La Cámara Baja respaldó el texto con 108 votos a favor y siete en contra, horas después de que el Senado lo aprobara con una mayoría de 23-14. La entrada en vigor de la ley ahora depende de la firma del gobernador Ron DeSantis, quien mencionó por la mañana que el proyecto aún requería modificaciones.
Si se convierte en ley, las redes sociales deberán impedir que los menores de 16 años creen cuentas en las plataformas y cerrar aquellas ya existentes, utilizando métodos para verificar la edad de los usuarios. A pesar de que la mayoría de estas redes exigen una edad mínima de 13 años para abrir una cuenta, rara vez implementan medidas efectivas para garantizar el cumplimiento de esta disposición.

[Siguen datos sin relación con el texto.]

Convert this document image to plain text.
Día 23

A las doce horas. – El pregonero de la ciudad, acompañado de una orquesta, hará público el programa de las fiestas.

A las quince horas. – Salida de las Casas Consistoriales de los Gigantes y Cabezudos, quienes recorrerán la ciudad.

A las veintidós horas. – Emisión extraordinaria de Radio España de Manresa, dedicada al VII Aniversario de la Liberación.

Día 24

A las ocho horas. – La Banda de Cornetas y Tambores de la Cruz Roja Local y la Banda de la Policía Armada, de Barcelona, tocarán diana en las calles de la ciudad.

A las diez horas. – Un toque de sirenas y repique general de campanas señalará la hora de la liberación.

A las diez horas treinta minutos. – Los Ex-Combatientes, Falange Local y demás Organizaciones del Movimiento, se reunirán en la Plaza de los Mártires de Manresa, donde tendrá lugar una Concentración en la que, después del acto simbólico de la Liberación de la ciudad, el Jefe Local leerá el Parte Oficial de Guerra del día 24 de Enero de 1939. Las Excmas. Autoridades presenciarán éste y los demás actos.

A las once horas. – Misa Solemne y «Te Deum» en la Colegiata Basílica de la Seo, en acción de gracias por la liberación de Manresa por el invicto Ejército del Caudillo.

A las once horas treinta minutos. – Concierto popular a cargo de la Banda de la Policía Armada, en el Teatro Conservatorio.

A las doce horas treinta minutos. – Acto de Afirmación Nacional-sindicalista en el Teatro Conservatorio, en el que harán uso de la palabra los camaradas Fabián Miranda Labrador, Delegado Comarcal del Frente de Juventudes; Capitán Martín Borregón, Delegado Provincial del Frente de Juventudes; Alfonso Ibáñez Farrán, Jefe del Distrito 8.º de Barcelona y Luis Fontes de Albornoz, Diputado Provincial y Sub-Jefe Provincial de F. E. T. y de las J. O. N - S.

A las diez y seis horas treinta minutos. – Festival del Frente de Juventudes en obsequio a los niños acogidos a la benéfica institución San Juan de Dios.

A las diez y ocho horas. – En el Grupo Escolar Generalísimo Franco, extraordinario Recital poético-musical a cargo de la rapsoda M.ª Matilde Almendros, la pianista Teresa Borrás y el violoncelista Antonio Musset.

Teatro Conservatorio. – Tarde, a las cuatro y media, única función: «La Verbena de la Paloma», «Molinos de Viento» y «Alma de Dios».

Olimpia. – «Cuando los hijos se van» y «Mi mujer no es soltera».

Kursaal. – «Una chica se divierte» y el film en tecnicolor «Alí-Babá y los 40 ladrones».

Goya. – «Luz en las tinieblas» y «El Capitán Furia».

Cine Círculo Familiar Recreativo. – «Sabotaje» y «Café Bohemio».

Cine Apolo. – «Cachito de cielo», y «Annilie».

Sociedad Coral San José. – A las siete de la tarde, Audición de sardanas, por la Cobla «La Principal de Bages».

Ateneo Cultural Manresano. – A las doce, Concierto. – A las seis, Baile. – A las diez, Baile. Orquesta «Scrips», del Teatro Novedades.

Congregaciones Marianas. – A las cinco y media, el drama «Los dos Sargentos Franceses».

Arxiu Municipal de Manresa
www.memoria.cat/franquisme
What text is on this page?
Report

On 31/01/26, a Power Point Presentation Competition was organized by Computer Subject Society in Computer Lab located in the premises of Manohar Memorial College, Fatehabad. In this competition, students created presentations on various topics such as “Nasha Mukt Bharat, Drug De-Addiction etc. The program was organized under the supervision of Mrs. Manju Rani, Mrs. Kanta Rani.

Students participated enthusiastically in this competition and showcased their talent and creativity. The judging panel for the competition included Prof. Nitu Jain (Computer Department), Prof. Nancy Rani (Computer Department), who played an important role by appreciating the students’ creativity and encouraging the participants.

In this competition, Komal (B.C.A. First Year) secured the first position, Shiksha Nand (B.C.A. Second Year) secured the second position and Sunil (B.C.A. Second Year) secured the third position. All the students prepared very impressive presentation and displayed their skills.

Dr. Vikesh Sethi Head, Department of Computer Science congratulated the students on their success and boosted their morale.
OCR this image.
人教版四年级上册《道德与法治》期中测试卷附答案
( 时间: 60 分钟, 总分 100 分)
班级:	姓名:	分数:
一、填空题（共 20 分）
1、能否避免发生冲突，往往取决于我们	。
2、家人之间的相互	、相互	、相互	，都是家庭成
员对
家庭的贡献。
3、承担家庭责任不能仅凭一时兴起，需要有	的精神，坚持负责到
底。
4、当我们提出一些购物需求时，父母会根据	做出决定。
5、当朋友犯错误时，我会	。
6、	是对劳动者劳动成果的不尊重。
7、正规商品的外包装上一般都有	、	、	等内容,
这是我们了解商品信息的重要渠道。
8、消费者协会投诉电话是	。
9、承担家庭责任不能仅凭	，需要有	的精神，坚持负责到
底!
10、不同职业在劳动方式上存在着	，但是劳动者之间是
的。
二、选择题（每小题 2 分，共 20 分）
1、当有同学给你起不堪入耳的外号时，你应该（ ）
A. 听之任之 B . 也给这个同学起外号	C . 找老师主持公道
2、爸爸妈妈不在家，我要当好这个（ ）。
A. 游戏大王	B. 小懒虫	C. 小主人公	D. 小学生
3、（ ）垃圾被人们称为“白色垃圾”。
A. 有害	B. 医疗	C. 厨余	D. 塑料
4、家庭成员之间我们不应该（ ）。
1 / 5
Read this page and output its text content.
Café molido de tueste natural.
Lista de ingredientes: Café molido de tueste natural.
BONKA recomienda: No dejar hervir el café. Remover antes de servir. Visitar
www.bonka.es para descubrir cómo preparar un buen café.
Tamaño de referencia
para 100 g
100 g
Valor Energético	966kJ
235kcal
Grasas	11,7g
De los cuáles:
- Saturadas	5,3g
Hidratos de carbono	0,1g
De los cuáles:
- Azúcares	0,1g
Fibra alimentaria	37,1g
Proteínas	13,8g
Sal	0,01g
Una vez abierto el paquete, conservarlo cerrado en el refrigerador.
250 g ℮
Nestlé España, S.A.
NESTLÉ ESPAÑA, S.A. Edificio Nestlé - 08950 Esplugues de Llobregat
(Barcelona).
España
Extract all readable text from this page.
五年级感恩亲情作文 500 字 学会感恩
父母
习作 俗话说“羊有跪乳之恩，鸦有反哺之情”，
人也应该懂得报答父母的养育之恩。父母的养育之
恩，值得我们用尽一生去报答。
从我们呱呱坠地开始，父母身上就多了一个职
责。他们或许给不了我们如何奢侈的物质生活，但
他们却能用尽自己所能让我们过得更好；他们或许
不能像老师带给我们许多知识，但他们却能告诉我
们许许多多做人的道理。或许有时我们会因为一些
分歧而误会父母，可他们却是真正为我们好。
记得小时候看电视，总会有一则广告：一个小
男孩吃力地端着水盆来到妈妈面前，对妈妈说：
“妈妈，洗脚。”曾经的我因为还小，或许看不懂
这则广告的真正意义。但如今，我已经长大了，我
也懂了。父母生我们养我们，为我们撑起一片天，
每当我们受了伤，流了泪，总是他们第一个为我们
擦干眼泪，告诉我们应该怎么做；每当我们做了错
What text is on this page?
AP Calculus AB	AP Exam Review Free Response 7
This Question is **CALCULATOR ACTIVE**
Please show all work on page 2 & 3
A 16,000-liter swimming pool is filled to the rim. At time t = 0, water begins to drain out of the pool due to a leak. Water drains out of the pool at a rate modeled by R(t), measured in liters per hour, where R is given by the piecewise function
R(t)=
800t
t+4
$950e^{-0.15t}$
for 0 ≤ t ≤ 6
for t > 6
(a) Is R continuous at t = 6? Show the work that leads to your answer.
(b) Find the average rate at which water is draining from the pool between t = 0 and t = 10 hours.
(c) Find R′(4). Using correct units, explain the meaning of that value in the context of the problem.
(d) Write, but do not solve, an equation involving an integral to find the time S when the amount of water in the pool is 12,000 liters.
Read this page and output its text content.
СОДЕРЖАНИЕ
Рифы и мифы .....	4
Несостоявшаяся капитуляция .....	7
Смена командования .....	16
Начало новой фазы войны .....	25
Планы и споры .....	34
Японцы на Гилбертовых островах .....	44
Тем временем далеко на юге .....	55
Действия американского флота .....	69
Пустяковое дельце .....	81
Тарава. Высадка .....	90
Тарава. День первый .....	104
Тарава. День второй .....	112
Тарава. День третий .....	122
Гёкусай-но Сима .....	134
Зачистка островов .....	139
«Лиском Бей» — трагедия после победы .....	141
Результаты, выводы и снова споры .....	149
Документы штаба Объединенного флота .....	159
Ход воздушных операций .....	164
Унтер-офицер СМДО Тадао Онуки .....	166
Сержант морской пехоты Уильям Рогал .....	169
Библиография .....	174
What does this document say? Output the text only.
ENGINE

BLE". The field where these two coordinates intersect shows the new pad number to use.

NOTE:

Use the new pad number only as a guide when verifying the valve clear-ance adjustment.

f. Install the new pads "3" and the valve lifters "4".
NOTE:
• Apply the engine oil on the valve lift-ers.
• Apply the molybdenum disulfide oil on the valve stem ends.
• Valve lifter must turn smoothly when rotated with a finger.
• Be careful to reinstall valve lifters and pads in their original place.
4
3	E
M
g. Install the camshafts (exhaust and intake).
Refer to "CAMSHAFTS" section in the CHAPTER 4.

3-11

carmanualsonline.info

El enfoque del proyecto se dirige a aquellas plataformas que rastrean la actividad de los usuarios, permiten subir contenidos y tienen características adictivas en su diseño. Sus defensores señalan los peligros para la salud mental de los jóvenes y el riesgo de actividades perjudiciales como el ciberacoso.
Una de las impulsoras de la ley, la republicana Erin Grall, declaró el jueves: «Estamos hablando de negocios que usan funciones adictivas para manipular masivamente a nuestros niños y causarles daño». No obstante, legisladores opositores argumentan que, aunque las redes sociales pueden ser peligrosas, la supervisión del uso por parte de los menores debe ser responsabilidad de los padres y no de las autoridades.